Kurios: Fußball-Großmacht Norwegen

Vom demnächst in Pension geschickten Weltranglisten-Modus bleiben einige Kuriositäten in Erinnerung. Dass das ÖFB-Team 2008 nicht in der besten Verfassung war, ist nichts Neues.

Den historischen Tiefwert von Rang 105 im Juli des Heim-EURO-Jahres hat sich das Team um den damaligen Kapitän Andreas Ivanschitz allerdings nicht verdient. Österreich lag vor genau zehn Jahren hinter Titanen wir Suriname, Kenia oder Nordkorea. Letztere konnten sich immerhin für die zwei Jahre später stattfindende WM qualifizieren.

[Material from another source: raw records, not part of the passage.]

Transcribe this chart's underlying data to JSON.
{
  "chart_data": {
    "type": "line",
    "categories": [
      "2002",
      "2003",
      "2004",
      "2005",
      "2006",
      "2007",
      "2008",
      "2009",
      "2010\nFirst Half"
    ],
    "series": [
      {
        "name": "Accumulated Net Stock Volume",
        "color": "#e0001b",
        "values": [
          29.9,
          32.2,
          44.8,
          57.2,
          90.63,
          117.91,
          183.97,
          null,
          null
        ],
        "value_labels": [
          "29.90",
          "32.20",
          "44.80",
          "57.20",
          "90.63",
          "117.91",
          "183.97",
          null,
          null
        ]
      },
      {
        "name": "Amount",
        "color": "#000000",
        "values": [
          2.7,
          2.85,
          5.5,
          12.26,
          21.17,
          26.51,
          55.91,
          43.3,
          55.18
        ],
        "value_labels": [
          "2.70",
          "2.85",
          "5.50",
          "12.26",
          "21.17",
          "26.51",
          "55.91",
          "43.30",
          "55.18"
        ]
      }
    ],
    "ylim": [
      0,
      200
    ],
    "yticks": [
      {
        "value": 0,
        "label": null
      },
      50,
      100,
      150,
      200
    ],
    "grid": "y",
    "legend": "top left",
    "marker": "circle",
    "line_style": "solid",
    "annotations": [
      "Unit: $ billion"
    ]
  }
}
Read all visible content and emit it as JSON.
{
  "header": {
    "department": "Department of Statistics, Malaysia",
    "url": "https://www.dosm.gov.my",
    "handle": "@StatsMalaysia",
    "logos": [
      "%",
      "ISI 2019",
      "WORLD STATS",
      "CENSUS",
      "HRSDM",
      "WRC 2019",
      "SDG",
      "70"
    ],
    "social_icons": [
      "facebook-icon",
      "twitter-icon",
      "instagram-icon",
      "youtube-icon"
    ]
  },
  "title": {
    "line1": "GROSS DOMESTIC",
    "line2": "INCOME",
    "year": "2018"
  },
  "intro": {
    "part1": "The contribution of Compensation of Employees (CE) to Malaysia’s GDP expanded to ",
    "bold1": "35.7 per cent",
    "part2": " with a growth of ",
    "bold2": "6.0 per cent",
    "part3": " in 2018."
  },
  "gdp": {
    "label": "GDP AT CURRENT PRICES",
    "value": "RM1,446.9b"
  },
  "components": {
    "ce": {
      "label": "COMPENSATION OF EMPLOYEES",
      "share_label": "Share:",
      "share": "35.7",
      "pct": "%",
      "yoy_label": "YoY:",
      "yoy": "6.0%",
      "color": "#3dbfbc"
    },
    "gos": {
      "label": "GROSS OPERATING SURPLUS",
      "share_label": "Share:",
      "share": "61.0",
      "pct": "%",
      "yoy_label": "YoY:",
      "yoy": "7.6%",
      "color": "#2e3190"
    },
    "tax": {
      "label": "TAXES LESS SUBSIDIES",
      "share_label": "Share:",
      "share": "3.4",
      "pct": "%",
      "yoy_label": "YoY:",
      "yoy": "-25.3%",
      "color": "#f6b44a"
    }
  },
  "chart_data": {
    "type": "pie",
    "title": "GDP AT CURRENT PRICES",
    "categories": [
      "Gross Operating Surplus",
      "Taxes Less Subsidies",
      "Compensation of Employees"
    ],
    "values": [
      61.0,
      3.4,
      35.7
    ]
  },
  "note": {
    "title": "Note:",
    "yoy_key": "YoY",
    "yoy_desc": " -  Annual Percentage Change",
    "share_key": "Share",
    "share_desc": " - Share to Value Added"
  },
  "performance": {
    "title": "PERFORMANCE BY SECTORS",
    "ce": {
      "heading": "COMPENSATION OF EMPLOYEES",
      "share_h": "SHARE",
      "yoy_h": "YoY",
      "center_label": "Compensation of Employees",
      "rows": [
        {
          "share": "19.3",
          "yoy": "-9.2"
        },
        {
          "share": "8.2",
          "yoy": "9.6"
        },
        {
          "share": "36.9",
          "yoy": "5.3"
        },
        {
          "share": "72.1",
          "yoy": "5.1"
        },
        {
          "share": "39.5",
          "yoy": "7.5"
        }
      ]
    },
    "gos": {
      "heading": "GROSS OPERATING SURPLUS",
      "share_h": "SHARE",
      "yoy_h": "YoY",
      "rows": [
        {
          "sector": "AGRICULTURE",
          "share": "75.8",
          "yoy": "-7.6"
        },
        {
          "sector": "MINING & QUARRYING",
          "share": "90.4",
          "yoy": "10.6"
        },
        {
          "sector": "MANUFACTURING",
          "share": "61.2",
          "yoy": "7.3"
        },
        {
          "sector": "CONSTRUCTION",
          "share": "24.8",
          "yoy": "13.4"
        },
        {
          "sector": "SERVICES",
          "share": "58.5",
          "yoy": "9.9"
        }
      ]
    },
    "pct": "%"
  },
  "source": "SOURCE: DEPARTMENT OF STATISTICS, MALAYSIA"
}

Von Oktober 1993 bis August 1995 war die Blütezeit des norwegischen Fußballs, das behauptet die FIFA-Weltrangliste. Für diesen Zeitraum spuckt der Gradmesser des Weltverbandes die Skandinavier auf Position zwei aus. Jan Åge Fjørtoft und Co. in Ehren, aber eine Mannschaft die bei der WM 1994 eine Gruppe mit Mexiko, Irland und Italien als Letzter beendete, kann nicht die zweitbeste Mannschaft des Planeten sein.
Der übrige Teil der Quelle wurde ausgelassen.